In quel tempo, Gesù stava insegnando in una sinagoga il giorno di sabato. C’era là una donna che aveva da diciotto anni uno spirito che la teneva inferma; era curva e non poteva drizzarsi in nessun modo. Gesù la vide, la chiamò a sé e le disse: «Donna, sei libera dalla tua infermità», e le impose le mani. Subito quella si raddrizzò e glorificava Dio.
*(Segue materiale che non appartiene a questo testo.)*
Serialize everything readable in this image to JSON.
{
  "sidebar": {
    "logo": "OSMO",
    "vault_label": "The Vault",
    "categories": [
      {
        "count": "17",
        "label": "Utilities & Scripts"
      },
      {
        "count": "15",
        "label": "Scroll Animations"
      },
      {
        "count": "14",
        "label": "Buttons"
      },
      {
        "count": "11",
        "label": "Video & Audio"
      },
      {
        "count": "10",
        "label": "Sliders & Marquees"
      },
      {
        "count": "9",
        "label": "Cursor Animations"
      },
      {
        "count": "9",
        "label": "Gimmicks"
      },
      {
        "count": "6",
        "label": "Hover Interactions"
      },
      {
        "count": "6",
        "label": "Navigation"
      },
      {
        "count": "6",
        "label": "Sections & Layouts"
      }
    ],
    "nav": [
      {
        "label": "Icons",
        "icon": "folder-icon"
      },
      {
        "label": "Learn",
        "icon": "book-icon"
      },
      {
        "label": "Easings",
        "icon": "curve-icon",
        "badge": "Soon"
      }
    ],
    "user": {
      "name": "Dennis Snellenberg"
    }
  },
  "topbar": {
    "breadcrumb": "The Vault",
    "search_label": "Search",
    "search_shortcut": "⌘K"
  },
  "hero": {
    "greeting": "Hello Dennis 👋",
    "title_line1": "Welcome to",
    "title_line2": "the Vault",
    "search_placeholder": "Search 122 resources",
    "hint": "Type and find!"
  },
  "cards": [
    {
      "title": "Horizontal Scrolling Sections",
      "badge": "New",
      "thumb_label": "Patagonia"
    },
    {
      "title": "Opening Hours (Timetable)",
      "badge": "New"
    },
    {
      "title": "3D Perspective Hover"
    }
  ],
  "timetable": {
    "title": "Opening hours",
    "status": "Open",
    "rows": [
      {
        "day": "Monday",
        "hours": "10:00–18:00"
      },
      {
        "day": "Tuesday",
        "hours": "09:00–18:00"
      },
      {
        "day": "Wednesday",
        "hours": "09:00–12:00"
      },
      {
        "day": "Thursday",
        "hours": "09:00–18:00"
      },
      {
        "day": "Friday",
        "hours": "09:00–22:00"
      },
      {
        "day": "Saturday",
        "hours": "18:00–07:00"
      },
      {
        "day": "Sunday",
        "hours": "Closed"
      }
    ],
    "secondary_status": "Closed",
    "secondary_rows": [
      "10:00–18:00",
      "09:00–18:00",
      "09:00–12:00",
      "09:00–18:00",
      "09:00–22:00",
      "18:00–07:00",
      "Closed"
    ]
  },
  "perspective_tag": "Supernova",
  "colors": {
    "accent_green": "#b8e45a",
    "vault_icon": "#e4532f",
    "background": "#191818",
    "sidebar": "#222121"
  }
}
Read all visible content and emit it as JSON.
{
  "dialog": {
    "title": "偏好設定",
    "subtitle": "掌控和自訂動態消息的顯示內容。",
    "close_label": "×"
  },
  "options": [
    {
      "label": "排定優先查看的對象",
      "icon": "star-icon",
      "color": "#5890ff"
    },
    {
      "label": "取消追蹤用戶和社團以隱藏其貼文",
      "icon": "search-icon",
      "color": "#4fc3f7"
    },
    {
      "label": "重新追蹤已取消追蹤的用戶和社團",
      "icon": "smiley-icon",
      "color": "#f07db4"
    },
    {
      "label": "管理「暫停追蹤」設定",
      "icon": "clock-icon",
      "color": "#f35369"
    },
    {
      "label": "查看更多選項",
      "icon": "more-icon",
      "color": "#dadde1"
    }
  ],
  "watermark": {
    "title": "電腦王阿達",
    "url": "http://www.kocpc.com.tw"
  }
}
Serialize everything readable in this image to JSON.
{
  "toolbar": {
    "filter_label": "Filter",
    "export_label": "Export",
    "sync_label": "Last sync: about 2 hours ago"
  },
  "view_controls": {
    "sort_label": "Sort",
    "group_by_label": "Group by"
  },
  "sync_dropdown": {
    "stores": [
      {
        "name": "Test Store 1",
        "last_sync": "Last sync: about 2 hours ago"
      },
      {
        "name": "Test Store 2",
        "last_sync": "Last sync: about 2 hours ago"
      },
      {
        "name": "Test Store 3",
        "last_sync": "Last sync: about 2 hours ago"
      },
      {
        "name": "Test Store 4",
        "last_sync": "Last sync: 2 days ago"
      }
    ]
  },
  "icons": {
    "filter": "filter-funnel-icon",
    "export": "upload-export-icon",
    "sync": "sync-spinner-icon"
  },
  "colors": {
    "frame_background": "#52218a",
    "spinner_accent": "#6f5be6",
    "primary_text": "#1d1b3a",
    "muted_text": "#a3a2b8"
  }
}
Ma il capo della sinagoga, sdegnato perché Gesù aveva operato quella guarigione di sabato, rivolgendosi alla folla disse: «Ci sono sei giorni in cui si deve lavorare; in quelli dunque venite a farvi curare e non in giorno di sabato». Il Signore replicò: «Ipocriti, non scioglie forse, di sabato, ciascuno di voi il bue o l’asino dalla mangiatoia, per condurlo ad abbeverarsi? E questa figlia di Abramo, che satana ha tenuto legata diciott’anni, non doveva essere sciolta da questo legame in giorno di sabato?». Quando egli diceva queste cose, tutti i suoi avversari si vergognavano, mentre la folla intera esultava per tutte le meraviglie da lui compiute. Luca 13,10-17
Di sabato non si deve lavorare.
Dice la legge.
La legge di Dio.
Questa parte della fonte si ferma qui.